L’œu­vre de Pierre Gabriel, dont il faut bien s’ac­corder à dire qu’elle sonne humaine­ment juste, est jalon­née de recueils aux accents sin­guliers mais que l’on peut scinder, pour la com­mod­ité, en deux par­ties. La pre­mière com­porte des poèmes de fac­ture clas­sique qui dis­ent l’en­fance per­due, le passé encore proche, la soli­tude, ain­si que l’amour, enfin, à par­tir de 1972, avec La Main de bronze, se con­stru­it une philoso­phie de la des­tinée. A cette époque, s’éla­bore égale­ment une écri­t­ure qui manie l’an­tithèse, la dual­ité dans les ter­mes et qui révèle un homme tour­men­té mais refu­sant le pathé­tique, adop­tant une atti­tude stoïque en face de notre con­di­tion. Cet homme sans Dieu, mais qui, sou­vent, se réfère à des dieux anciens, livre sa pen­sée, dit l’am­biguïté de notre des­tin partagé entre l’ab­surde d’une mort envis­agée sans crainte et le désir que nous avons de main­tenir au plus près la vie, une vie qui aspire à l’é­ter­nité. Ce désir d’être au monde, Chris­t­ian Hubin, dans l’é­tude qu’il a con­sacrée à Pierre Gabriel et parue aux édi­tions Subervie, le souligne par ces mots : Cha­cun des poèmes de Pierre Gabriel tente de préserv­er une lueur que déjà la nuit guette, une flamme qui, à peine allumée, vac­ille sous un souf­fle noir, mais s’ob­s­tine et s’acharne à sur­vivre. Dès lors, com­ment ne pas suiv­re l’it­inéraire de Pierre Gabriel au long des recueils qu’il a patiem­ment confectionnés.

       Dans Les Voix per­dues sont con­tenus les thèmes à par­tir desquels Pierre Gabriel dévelop­pera plus tard ce que l’on peut appel­er sa philoso­phie exis­ten­tielle. Par ces poèmes est traduite sa nos­tal­gie pour une enfance vers laque­lle il voudrait revenir :

 

De tous les sen­tiers que la neige efface,
Sauras-tu trou­ver, au bord du matin,
Le seul où tes pas lais­seront leur trace,
Le sen­tier secret par­mi les jardins
Où l’en­fant per­du te pren­dra la main ?

 

De même transparaît le goût pour rap­pel­er les priv­ilèges de la mémoire, alors que l’on note, déjà, la présence de la mort çà et là évo­quée, un thème qui hantera son œuvre et, avec elle, la fuite inex­orable du temps : J’in­ter­roge le temps per­du, écrit Pierre Gabriel et cette inter­ro­ga­tion n’au­ra de cesse.

       Avec Seule mémoire, une voix plus assurée s’élève et une quête com­mence.
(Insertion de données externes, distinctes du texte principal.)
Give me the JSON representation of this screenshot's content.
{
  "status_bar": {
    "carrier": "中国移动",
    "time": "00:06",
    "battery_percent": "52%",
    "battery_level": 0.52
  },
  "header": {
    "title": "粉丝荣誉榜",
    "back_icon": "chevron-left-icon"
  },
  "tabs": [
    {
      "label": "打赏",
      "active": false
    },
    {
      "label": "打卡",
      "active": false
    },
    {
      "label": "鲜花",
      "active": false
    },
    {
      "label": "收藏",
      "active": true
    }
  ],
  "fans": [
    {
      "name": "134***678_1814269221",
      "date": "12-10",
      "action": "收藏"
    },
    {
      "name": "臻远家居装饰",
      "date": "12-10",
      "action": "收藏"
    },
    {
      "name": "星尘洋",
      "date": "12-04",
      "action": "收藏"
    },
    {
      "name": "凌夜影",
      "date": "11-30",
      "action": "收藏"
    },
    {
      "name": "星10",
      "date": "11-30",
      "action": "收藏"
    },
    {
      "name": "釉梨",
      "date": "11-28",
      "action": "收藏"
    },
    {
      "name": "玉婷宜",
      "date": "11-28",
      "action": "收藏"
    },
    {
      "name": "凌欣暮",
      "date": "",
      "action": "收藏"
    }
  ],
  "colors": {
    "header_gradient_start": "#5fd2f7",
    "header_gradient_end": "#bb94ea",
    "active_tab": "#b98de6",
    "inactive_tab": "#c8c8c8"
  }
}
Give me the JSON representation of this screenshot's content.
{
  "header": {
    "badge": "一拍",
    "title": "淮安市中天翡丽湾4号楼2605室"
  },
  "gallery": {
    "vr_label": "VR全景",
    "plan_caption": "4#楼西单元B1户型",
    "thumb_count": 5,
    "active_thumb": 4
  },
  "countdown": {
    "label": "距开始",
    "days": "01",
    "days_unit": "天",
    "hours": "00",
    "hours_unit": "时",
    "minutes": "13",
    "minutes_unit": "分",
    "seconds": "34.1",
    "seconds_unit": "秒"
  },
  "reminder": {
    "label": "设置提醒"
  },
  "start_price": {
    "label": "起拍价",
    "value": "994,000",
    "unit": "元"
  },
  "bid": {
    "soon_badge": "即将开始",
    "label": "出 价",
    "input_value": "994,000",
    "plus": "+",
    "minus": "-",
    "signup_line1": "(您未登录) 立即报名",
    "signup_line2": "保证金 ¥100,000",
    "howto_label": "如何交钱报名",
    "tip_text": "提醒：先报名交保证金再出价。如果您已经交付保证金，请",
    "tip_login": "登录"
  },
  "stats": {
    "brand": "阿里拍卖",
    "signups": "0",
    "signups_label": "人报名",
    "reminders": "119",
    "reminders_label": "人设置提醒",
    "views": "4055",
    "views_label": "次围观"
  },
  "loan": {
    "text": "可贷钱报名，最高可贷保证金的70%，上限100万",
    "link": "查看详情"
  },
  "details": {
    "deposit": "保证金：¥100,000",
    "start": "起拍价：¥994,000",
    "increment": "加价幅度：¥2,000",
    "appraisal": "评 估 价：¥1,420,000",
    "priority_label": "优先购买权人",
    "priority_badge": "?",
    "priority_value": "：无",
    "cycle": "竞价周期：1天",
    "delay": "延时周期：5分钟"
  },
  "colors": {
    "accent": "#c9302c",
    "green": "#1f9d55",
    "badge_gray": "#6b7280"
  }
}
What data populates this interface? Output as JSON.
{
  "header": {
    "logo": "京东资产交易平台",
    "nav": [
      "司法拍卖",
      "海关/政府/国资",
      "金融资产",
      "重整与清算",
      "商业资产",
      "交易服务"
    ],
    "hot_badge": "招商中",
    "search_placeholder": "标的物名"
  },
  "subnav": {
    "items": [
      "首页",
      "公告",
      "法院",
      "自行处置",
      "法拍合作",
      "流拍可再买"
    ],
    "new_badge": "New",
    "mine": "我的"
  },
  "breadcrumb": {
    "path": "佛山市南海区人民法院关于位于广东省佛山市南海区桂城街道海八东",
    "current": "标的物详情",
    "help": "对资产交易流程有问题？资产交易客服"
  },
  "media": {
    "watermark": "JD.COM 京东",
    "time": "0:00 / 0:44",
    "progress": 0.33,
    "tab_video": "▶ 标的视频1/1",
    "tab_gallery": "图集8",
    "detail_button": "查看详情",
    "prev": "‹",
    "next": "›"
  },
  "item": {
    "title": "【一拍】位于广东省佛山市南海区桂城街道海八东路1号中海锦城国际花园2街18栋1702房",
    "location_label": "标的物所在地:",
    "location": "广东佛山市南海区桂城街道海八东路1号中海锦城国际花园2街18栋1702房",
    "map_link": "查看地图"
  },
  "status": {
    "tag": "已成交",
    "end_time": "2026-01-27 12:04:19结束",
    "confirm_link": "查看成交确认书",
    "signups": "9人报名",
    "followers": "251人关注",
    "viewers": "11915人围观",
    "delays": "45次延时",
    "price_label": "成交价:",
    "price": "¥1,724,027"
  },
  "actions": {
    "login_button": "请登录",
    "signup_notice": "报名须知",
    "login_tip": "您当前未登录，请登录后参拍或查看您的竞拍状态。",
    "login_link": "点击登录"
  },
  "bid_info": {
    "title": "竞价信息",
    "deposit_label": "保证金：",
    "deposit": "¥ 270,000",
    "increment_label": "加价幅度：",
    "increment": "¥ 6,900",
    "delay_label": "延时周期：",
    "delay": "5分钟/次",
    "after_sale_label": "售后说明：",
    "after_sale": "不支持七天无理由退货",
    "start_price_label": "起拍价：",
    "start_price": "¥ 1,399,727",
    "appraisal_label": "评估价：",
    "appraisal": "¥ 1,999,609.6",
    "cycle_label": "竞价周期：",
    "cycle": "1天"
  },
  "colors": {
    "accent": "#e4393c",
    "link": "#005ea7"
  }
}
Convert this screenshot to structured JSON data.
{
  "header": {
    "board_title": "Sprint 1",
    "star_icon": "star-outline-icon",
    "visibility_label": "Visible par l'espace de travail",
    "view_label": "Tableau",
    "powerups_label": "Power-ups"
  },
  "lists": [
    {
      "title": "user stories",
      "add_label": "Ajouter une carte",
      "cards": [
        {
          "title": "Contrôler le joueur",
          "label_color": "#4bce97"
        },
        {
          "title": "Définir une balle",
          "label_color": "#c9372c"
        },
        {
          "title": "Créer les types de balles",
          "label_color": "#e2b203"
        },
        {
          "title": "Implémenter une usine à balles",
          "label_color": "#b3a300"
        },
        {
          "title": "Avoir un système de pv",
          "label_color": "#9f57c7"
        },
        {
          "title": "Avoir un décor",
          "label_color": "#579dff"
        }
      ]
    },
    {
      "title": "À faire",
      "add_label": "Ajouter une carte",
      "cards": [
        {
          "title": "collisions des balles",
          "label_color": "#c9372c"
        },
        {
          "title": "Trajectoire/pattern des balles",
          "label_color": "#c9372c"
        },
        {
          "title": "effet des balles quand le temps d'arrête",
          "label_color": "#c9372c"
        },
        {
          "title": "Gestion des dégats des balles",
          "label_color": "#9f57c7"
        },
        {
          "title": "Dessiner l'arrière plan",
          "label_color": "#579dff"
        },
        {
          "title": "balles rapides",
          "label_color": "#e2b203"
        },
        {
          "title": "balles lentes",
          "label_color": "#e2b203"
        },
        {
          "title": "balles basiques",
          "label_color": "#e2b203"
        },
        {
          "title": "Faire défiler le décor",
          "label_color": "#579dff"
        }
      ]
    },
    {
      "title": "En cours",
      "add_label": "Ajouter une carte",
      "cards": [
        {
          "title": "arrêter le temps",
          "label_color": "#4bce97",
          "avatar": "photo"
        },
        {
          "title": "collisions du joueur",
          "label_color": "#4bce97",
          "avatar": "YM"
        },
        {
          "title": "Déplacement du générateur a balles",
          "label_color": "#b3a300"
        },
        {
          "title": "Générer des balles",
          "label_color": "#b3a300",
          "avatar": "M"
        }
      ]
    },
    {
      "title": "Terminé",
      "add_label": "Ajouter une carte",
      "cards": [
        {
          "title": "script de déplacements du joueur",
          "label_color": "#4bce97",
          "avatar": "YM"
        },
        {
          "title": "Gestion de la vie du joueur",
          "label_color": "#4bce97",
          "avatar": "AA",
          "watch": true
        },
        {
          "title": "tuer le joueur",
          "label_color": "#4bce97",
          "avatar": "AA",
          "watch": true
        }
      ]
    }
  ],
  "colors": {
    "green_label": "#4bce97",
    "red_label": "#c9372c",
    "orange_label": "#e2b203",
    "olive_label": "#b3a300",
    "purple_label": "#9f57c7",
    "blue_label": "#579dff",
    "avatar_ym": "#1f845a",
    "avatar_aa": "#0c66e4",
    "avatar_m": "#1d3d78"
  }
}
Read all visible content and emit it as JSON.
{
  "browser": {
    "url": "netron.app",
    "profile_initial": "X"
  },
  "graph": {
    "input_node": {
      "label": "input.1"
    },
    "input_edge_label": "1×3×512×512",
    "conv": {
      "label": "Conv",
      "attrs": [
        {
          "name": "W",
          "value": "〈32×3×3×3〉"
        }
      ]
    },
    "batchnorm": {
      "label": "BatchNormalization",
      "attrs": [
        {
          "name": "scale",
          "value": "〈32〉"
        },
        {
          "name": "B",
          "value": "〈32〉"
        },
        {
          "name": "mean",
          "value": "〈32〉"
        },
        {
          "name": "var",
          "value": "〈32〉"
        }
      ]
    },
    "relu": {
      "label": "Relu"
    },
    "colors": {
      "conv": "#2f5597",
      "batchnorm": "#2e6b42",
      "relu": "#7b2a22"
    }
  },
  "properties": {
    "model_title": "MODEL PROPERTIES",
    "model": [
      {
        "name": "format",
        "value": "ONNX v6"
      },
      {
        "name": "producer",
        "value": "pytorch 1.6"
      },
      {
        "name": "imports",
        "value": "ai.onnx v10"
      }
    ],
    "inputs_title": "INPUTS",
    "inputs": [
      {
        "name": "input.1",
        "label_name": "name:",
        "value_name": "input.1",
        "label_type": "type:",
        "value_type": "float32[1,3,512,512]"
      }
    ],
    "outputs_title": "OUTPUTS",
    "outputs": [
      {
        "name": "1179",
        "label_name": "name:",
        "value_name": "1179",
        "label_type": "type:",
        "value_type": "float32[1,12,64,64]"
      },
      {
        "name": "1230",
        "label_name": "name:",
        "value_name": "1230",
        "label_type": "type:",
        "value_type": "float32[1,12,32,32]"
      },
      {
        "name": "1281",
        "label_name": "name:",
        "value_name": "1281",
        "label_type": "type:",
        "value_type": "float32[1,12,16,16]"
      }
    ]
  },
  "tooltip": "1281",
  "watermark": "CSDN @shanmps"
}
Dans ce recueil, la mémoire appa­raît comme le fac­teur qui per­met de met­tre en lumière des pans d’une exis­tence qui n’ap­par­tient plus à l’homme. Avec les rap­pels par­fois dra­ma­tiques de la mémoire, Pierre Gabriel s’ef­force de nom­mer ce qui l’en­toure, comme pour ne pas dis­paraître de sa vue, pour ne pas que la nuit l’en­ferme défini­tive­ment. Pour­tant c’est bien la mémoire qui con­duit le poète vers l’aube et repousse les ténèbres. Instant qua­si mirac­uleux que celui où le présent, qui est la parole dans son immé­di­ateté, et la mémoire se ren­con­trent. A par­tir de ce moment, la vie tou­jours pos­si­ble, l’amour à venir, sont à la portée du regard :

 

                   Je par­le, et te par­ler me suf­fit à survivre
                  
Si ma vie naît enfin de ta seule mémoire.

 

Avec la mémoire s’ef­fectue le retour inat­ten­du aux sources de l’en­fance et, par con­séquent, dans des zones que le temps n’at­teint plus, à tra­vers un pays que Pierre Gabriel n’a jamais aban­don­né et dont la per­ma­nence le ras­sure. Dans ces instants d’ex­cep­tion où, pro­vi­soire­ment, est exclue l’idée de la mort, le lyrisme de Pierre Gabriel témoigne d’une fer­veur envers la vie et la terre, d’un bon­heur pré­caire certes, mais con­quis dans son éphémère durée :

 

                   Je t’of­fre ce pays, son poids de grappes mûres,
                   L’om­bre d’un homme seul, ici, porte trop loin
                   Je te fais aujour­d’hui le don joyeux du vent.

 

Mais de tels instants sont rares et le retour à soi fait resur­gir la présence de la mort et de ses mys­tères, tan­dis que s’af­firme la pen­sée d’un monde privé de Dieu. « …je sens je rôder la mort / Et j’ap­pelle au sec­ours, mais Dieu n’est pas d’i­ci ». Ce recueil, autant que les suiv­ants, met­tent en lumière la quête d’une parole qui nom­merait tout, d’un silence qui recou­vri­rait tout et livr­erait la clef de l’énigme en don­nant nais­sance à cette parole. Dès lors on note de nou­veau une con­struc­tion duelle : parole et silence, de même que voisi­nent l’e­spoir et la douleur. Cette notion de « dou­ble » tra­verse une grande part de son œuvre, traduisant l’in­cer­ti­tude qu’éprou­ve Pierre Gabriel, le doute qui le car­ac­térise et qu’il n’hésite pas à nommer.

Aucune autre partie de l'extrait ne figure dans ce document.